Peter LeWitt, MD, M.Med.Sc: They’re multiple, maybe simultaneous in the same patient. And I guess for the practical application, how do you talk to the patient? How do you get this information in? It’s nice to ask the question, “Do you have motor fluctuations?” But don’t assume the answer, when it comes back, “Yes,” is that you or the patient have any inkling of whether it’s 1 or multiple mechanisms. It would be nice if there was a simple form that someone could fill out before coming into your office where it’s all laid out. We try that in our clinic.
But I think it’s a conversation. It’s an ongoing dialogue that creates the notion of what you can try among the armamentarium of medications; or just counseling on what to do with meals, the timing of medication, how to deal with that bad day versus the rest of the week when they’re doing well and put that information together in a synthesis that leads to practical things to try. And often, it’s multi-step. It’s a titration process, and it’s feedback from the patient that makes the decisions of what to do. And that’s a burden on the physician who likes to think that you can make a decision on the spot. It’s obviously this, it’s obviously that, but it’s often possibly several things going on in terms of mechanisms.
Rajesh Pahwa, MD: And the thing is, we talk about the patient getting up in the morning and being OFF. Of course, some other people wake up in the morning and that’s their best time of the day. But the other challenge we and patients and other physicians have is, what is delayed ON? We talk about delayed ON, because whenever a patient gets up in the morning and takes a pill, it is going to take a while for the dopamine to get to the brain, so to speak.

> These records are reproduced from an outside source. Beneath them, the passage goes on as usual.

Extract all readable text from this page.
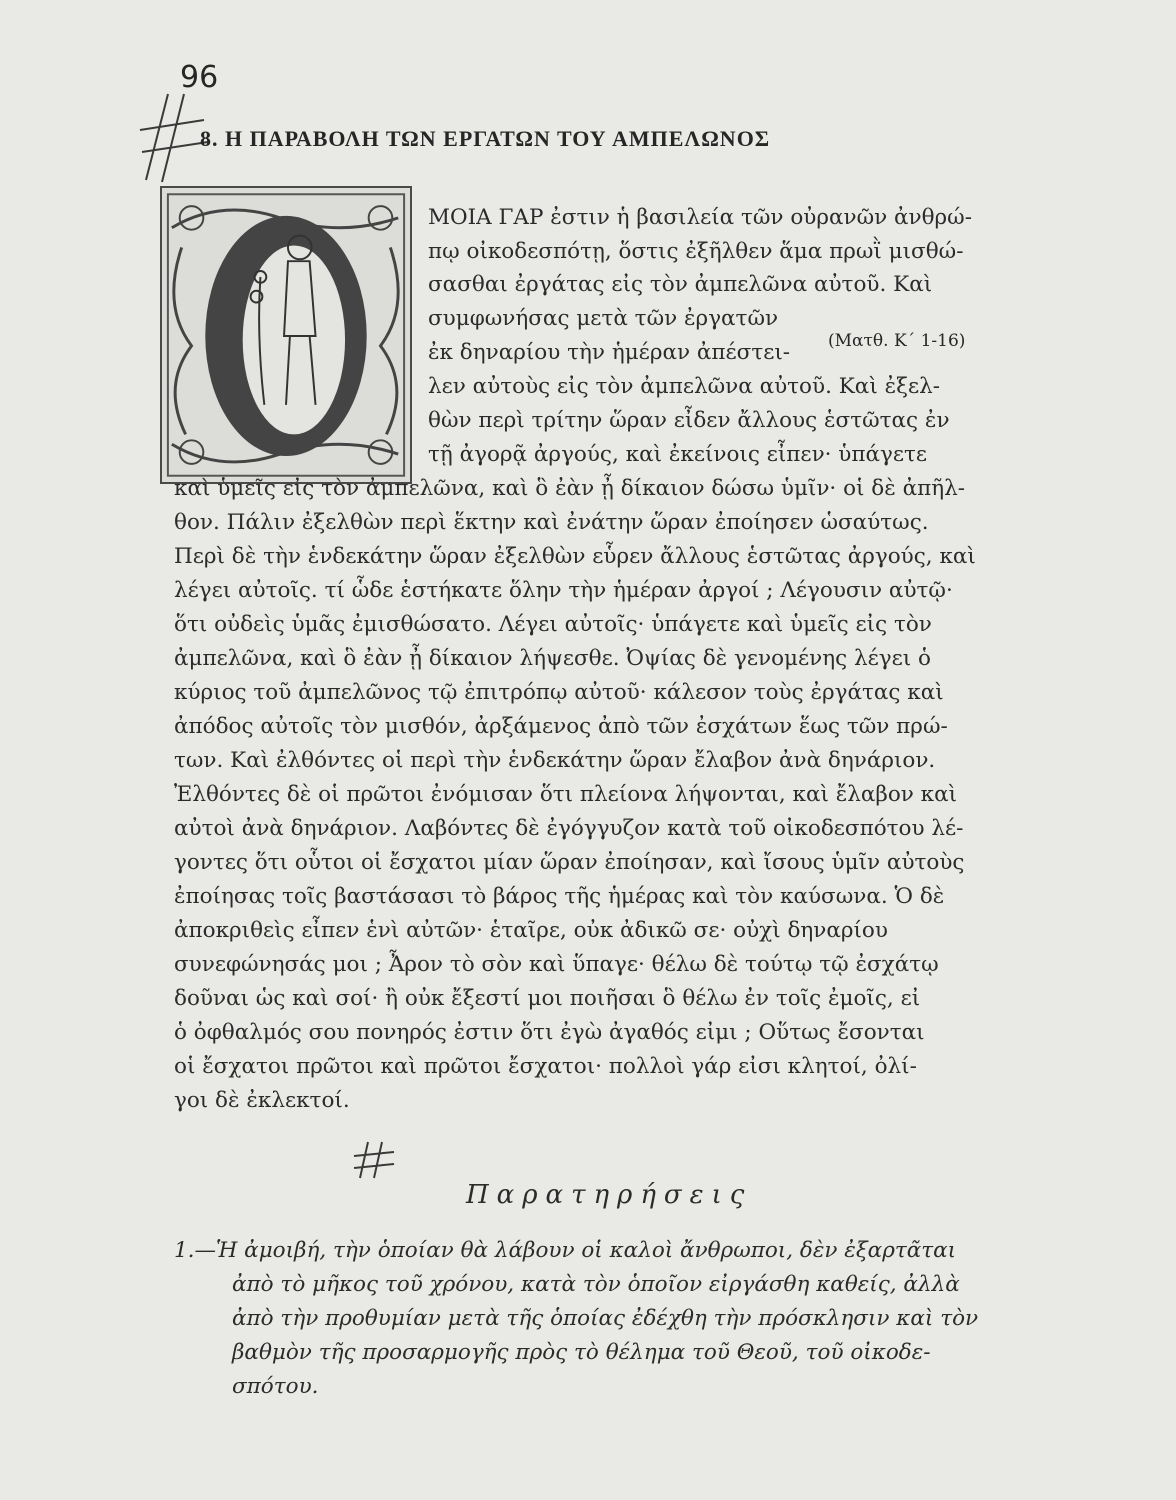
96
8. Η ΠΑΡΑΒΟΛΗ ΤΩΝ ΕΡΓΑΤΩΝ ΤΟΥ ΑΜΠΕΛΩΝΟΣ
ΜΟΙΑ ΓΑΡ ἐστιν ἡ βασιλεία τῶν οὐρανῶν ἀνθρώ-
πῳ οἰκοδεσπότῃ, ὅστις ἐξῆλθεν ἅμα πρωῒ μισθώ-
σασθαι ἐργάτας εἰς τὸν ἀμπελῶνα αὐτοῦ. Καὶ
συμφωνήσας μετὰ τῶν ἐργατῶν
ἐκ δηναρίου τὴν ἡμέραν ἀπέστει-
λεν αὐτοὺς εἰς τὸν ἀμπελῶνα αὐτοῦ. Καὶ ἐξελ-
θὼν περὶ τρίτην ὥραν εἶδεν ἄλλους ἑστῶτας ἐν
τῇ ἀγορᾷ ἀργούς, καὶ ἐκείνοις εἶπεν· ὑπάγετε
καὶ ὑμεῖς εἰς τὸν ἀμπελῶνα, καὶ ὃ ἐὰν ᾖ δίκαιον δώσω ὑμῖν· οἱ δὲ ἀπῆλ-
θον. Πάλιν ἐξελθὼν περὶ ἕκτην καὶ ἐνάτην ὥραν ἐποίησεν ὡσαύτως.
Περὶ δὲ τὴν ἑνδεκάτην ὥραν ἐξελθὼν εὗρεν ἄλλους ἑστῶτας ἀργούς, καὶ
λέγει αὐτοῖς. τί ὧδε ἑστήκατε ὅλην τὴν ἡμέραν ἀργοί ; Λέγουσιν αὐτῷ·
ὅτι οὐδεὶς ὑμᾶς ἐμισθώσατο. Λέγει αὐτοῖς· ὑπάγετε καὶ ὑμεῖς εἰς τὸν
ἀμπελῶνα, καὶ ὃ ἐὰν ᾖ δίκαιον λήψεσθε. Ὀψίας δὲ γενομένης λέγει ὁ
κύριος τοῦ ἀμπελῶνος τῷ ἐπιτρόπῳ αὐτοῦ· κάλεσον τοὺς ἐργάτας καὶ
ἀπόδος αὐτοῖς τὸν μισθόν, ἀρξάμενος ἀπὸ τῶν ἐσχάτων ἕως τῶν πρώ-
των. Καὶ ἐλθόντες οἱ περὶ τὴν ἑνδεκάτην ὥραν ἔλαβον ἀνὰ δηνάριον.
Ἐλθόντες δὲ οἱ πρῶτοι ἐνόμισαν ὅτι πλείονα λήψονται, καὶ ἔλαβον καὶ
αὐτοὶ ἀνὰ δηνάριον. Λαβόντες δὲ ἐγόγγυζον κατὰ τοῦ οἰκοδεσπότου λέ-
γοντες ὅτι οὗτοι οἱ ἔσχατοι μίαν ὥραν ἐποίησαν, καὶ ἴσους ὑμῖν αὐτοὺς
ἐποίησας τοῖς βαστάσασι τὸ βάρος τῆς ἡμέρας καὶ τὸν καύσωνα. Ὁ δὲ
ἀποκριθεὶς εἶπεν ἑνὶ αὐτῶν· ἑταῖρε, οὐκ ἀδικῶ σε· οὐχὶ δηναρίου
συνεφώνησάς μοι ; Ἆρον τὸ σὸν καὶ ὕπαγε· θέλω δὲ τούτῳ τῷ ἐσχάτῳ
δοῦναι ὡς καὶ σοί· ἢ οὐκ ἔξεστί μοι ποιῆσαι ὃ θέλω ἐν τοῖς ἐμοῖς, εἰ
ὁ ὀφθαλμός σου πονηρός ἐστιν ὅτι ἐγὼ ἀγαθός εἰμι ; Οὕτως ἔσονται
οἱ ἔσχατοι πρῶτοι καὶ πρῶτοι ἔσχατοι· πολλοὶ γάρ εἰσι κλητοί, ὀλί-
γοι δὲ ἐκλεκτοί.
(Ματθ. Κ΄ 1-16)
Παρατηρήσεις
1.—Ἡ ἀμοιβή, τὴν ὁποίαν θὰ λάβουν οἱ καλοὶ ἄνθρωποι, δὲν ἐξαρτᾶται
ἀπὸ τὸ μῆκος τοῦ χρόνου, κατὰ τὸν ὁποῖον εἰργάσθη καθείς, ἀλλὰ
ἀπὸ τὴν προθυμίαν μετὰ τῆς ὁποίας ἐδέχθη τὴν πρόσκλησιν καὶ τὸν
βαθμὸν τῆς προσαρμογῆς πρὸς τὸ θέλημα τοῦ Θεοῦ, τοῦ οἰκοδε-
σπότου.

But practically, if I look at it—and I know, Stu, you did that early morning study—in clinics if someone says it takes more than 30 minutes for their morning dose to work, we need to look at another way to get them going faster. And there are patients who say it takes until they take their second dose before they get going. I think that’s an important thing to check with a patient, how long their first dose takes to get going. Because really, someone saying, “I don’t get ON until I take my second dose,” that should not be happening.
Stuart Isaacson, MD: Yes, patients may think it’s 30 minutes, but we actually had them go home and do a diary. It wound up being 45 minutes, or an hour. And remarkably, many patients had dose failure at the first dose and didn’t even report it. So it’s not just wearing off or delayed ON. Sometimes it’s suboptimal on or a no on—this dose failure idea. It can be very hard for patients to understand these types of varying degrees of how well they respond to a single dose, and that every day is different.
Peter LeWitt, MD, M.Med.Sc: Right.
Stuart Isaacson, MD: And you have the morning time, you have mealtime, and doses may work differently. So it probably isn’t the sinusoidal, Dan, as you pointed out. It’s probably this jagged mountain range, and every day is a different pattern.
Daniel E. Kremens, MD, JD: Every day and every dose.